The Government National Mortgage Association (commonly referred to as Ginnie Mae and abbreviated to GNMA) is a U.S. government corporation that guarantees the timely payment of principal and interest on mortgage-backed securities (MBSs) issued by approved Ginnie Mae lenders. That assurance allows the mortgage lenders to obtain a better price for these offerings in the capital markets. Those improved proceeds, in turn, allow the lenders to make additional mortgage loans, and at lower costs to finance.
Indeed, Ginnie Mae's efforts serve to expand the pool of homeowners by mostly aiding lending to homeowners who are traditionally underserved in the mortgage marketplace. Most mortgages securitized as Ginnie Mae mortgage-backed securities (MBSs) are insured by the Federal Housing Administration (FHA), which typically insures mortgages to first-time home buyers and low-income borrowers. Other frequent beneficiaries of Ginnie Mae guarantees are securities comprising mortgages insured by the Veterans Administration (VA) and the Rural Housing Administration (RHA).
How Ginnie Mae Works
Part of the U.S. Department of Housing and Urban Development (HUD), Ginnie Mae was established in 1968 to promote home ownership. It was the first organization to create and guarantee mortgage-backed securities in 1970 and has continued to back these instruments ever since.
Since 1970, Ginnie Mae has guaranteed mortgage-backed securities to help open the home mortgage market to first-time homemakers, low-income borrowers, and other underserved groups.
In doing so, Ginnie Mae stands a few steps behind the mortgage market. It neither issues sells or buys pass-through mortgage-backed securities, nor does it purchase mortgage loans. Instead, private lending institutions approved by Ginnie Mae originate eligible loans, pool them into securities, and issue mortgage-backed securities that are guaranteed by Ginnie Mae.
In this way, Ginnie Mae guarantees the timely payment of principal and interest from approved issuers (such as mortgage bankers, savings and loans, and commercial banks) of qualifying loans. An investor in a GNMA security will not know who the underlying issuer of the mortgages is, but merely that the security is guaranteed by Ginnie Mae, and so is backed by the full faith and credit of the U.S government, just like the instruments issued by the U.S.Treasury. The GNMA guarantee means that Investors with shares in Ginnie Mae funds never have to worry about the impact of late payments or mortgage defaults on their investment: when mortgage borrowers fail to make a payment, Ginnie Mae steps in to honor those missed payments.
Ginnie Mae vs. the Other Maes and Freddie Mac
Ginnie Mae's cousins Freddie Mac, Fannie Mae, and Sallie Mae differ from their relative in being not federally owned corporations but "government-sponsored enterprises" (GSEs), which are federally chartered corporations that are privately owned by shareholders.
And where Ginnie Mae guarantees only securities that comprise mortgages guaranteed by federal agencies, such as the FHA and VA, its relatives may back securities whose mortgages are not insured by those federal bodies.
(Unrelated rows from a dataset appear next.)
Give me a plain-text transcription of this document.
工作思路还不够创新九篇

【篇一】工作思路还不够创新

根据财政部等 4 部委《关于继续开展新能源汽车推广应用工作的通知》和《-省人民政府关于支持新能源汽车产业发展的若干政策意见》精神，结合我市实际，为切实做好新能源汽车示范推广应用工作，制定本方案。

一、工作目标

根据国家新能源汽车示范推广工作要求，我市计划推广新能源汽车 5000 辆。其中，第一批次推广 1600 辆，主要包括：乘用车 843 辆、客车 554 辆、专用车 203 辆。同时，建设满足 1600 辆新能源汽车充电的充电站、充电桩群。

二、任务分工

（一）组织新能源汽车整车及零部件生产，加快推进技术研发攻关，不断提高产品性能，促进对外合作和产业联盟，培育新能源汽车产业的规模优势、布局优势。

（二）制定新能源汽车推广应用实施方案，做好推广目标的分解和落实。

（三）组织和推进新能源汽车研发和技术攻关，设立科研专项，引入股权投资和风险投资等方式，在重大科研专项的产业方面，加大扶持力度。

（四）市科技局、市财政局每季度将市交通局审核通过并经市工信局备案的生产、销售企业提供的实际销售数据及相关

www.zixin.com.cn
Fannie Mae also has its own portfolio, commonly referred to as a retained portfolio, which invests in its own and other institutions' mortgage-backed securities.
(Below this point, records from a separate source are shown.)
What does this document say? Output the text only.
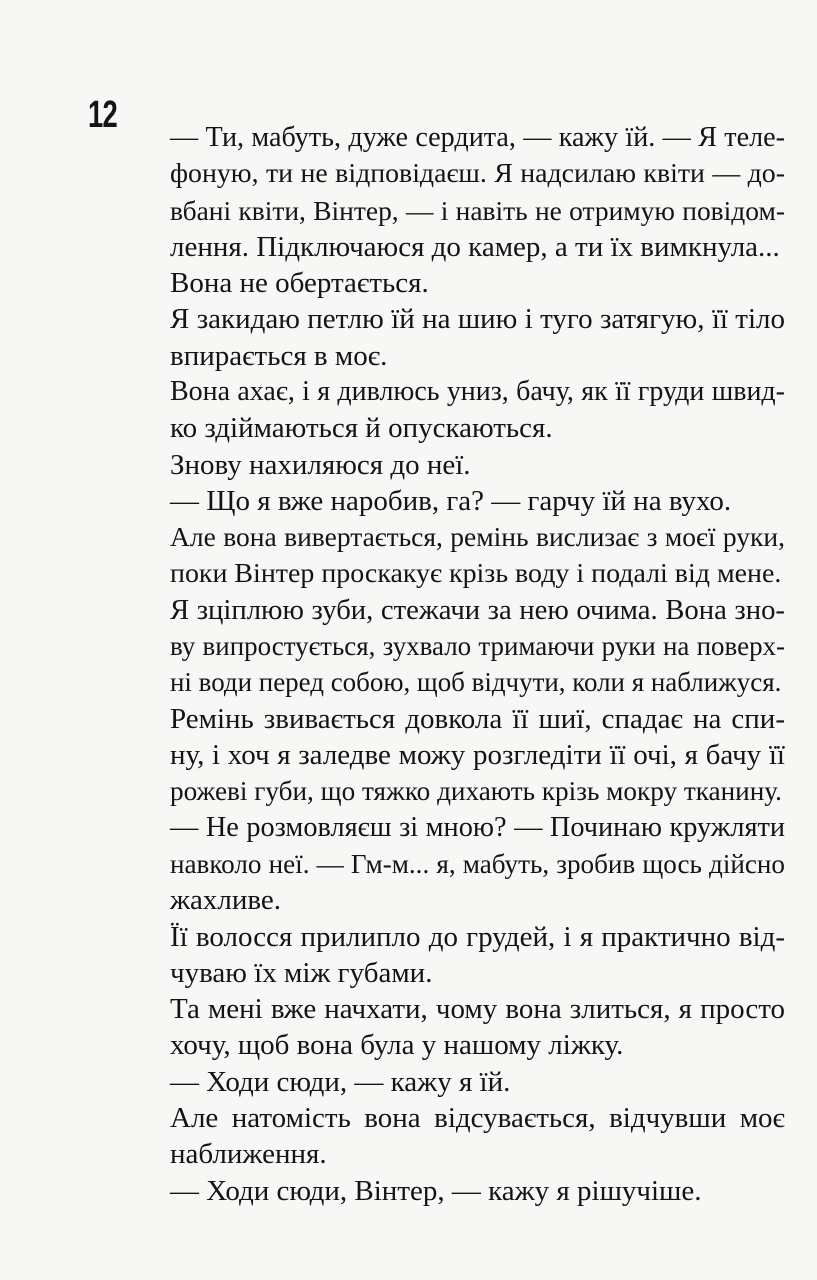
12

— Ти, мабуть, дуже сердита, — кажу їй. — Я теле-
фоную, ти не відповідаєш. Я надсилаю квіти — до-
вбані квіти, Вінтер, — і навіть не отримую повідом-
лення. Підключаюся до камер, а ти їх вимкнула...

Вона не обертається.

Я закидаю петлю їй на шию і туго затягую, її тіло
впирається в моє.

Вона ахає, і я дивлюсь униз, бачу, як її груди швид-
ко здіймаються й опускаються.

Знову нахиляюся до неї.

— Що я вже наробив, га? — гарчу їй на вухо.

Але вона вивертається, ремінь вислизає з моєї руки,
поки Вінтер проскакує крізь воду і подалі від мене.

Я зціплюю зуби, стежачи за нею очима. Вона зно-
ву випростується, зухвало тримаючи руки на поверх-
ні води перед собою, щоб відчути, коли я наближуся.

Ремінь звивається довкола її шиї, спадає на спи-
ну, і хоч я заледве можу розгледіти її очі, я бачу її
рожеві губи, що тяжко дихають крізь мокру тканину.

— Не розмовляєш зі мною? — Починаю кружляти
навколо неї. — Гм-м... я, мабуть, зробив щось дійсно
жахливе.

Її волосся прилипло до грудей, і я практично від-
чуваю їх між губами.

Та мені вже начхати, чому вона злиться, я просто
хочу, щоб вона була у нашому ліжку.

— Ходи сюди, — кажу я їй.

Але натомість вона відсувається, відчувши моє
наближення.

— Ходи сюди, Вінтер, — кажу я рішучіше.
The GNMA is also ostensibly the only Mae or Mac backed by the "full faith and credit" of the federal government. However, In the latter half of 2008, during the housing crisis, Fannie Mae and Freddie Mac were taken over by the government via a conservatorship of the Federal Housing Finance Committee. Both were bailed out to the tune of $187.4 billion, which saved them from collapse. Some argue that the bailout all but erased Ginnie Mae's distinction as the only federal agency guaranteeing mortgage securities that enjoy government protection against failure.